This had to happen. Ever since the Great Recession shook the world some 10 years back, and many yacht owners felt pressure to tamp down ostentatious displays of wealth, center-consoles have replaced convertibles and larger vessels on the waterways. In a way, the 25- and 30-footers represented a degree of humility that fit the zeitgeist.
But then the creep set in.
What used to be expressly runabout-type boats became 35- and 40-footers with berths and full heads. The nearly unavoidable summation of this trend — to this point — is the HCB 65 Estrella, the largest boat ever in its class and perhaps one of the most talked about models in recent memory. She’s a literal showstopper. I’ve witnessed multiple people halt in their tracks to gawk when they see her on the boat-show docks.
When I got on board the Estrella early one morning off Islamorada in the Florida Keys, the sky was torn-denim blue, the seas were flat calm and the engines were freaking ridiculous. This monster sportboat is powered by a cadre of equally monstrous 627 hp Seven Marine outboards — five of them. The all-aluminum powerplants with 1.9-liter TVS supercharged and intercooled induction systems have had outboard enthusiasts gaga since they were introduced in 2015, with good reason. At slower speeds, they rumble and roar like lions. Drop the hammer, and they morph into a whining swarm of mosquitoes the size of eagles chasing you at upwards of 56 knots.
But the Estrella is not simply a linear athlete. At 36 knots, I took her hard over in a single boat length, briefly creating a miniature maelstrom in the flats.
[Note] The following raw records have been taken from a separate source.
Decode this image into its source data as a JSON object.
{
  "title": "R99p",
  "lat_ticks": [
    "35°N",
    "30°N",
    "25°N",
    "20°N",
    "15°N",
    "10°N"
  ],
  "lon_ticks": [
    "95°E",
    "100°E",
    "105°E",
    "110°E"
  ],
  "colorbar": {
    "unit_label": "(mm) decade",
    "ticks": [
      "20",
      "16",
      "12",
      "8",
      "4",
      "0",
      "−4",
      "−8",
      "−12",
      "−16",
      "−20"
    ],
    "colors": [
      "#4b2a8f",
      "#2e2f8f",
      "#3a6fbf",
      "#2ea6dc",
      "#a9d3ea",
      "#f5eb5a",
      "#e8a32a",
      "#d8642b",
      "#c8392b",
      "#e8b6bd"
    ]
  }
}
Sightlines from the helm were quite good, even coming out of the hole, and the high-gloss teak helm pod and steering wheel added more than a dash of panache. The ZF controls and joystick allowed for smooth and confidence-inducing handling.
There is helm seating for five, and when the boat is not underway, the seats can rotate to face the five-person sleigh seating aft (with a table) to create an alfresco dining area for 10, all beneath the overhead hardtop.
In fact, the 65 Estrella has lots of exterior space that allows her to be a first-class cruiser — in agreeable climes — and a serious fish boat. Her bow has U-shaped seating with a hydraulic table that lowers, making the settee a sun pad for at least two people. Abaft that are two forward-facing lounges that are sublime places to sit when the boat is running at full force. If I’m not driving, that’s where you’ll find me, every time.
Read More: HCB 65 Estrella Security
Handrails on the gunwales at amidships help facilitate passage to the boat’s (yacht’s? At 65 feet, I guess we have to call this center-console a yacht, which feels strange but is nonetheless accurate) cockpit. That’s where the sporting accessories are found. Inward-opening dive doors are to port and starboard. Twin 80-gallon livewells in the transom accompany three in-sole fish boxes and a fighting chair for serious angling. Mezzanine seating with sinks on either side are the best place to watch the fishing action.
Down below, the 65 Estrella has an honest-to-goodness salon with a U-shaped dining settee to port that converts into a berth. A Pullman berth above that means the common area can sleep three. That setup is across from a wet bar and Insignia television. A $10,000 option, that TV transforms into a mirror when turned off, as with similar TVs on superyachts.
Forward of the common area, the 65 Estrella has a master stateroom with a double berth. The head is abaft the salon with a shower that’s 3 feet by 3 feet, 6 inches, and that has 7 feet of headroom.
And that headroom shouldn’t be a surprise. Most everything about this boat feels oversize and right for the moment. She may become the beginning of a new trend. One day soon, we may look back at the 65 Estrella as a stepping stone — perhaps even a reasonable one — to something even wilder.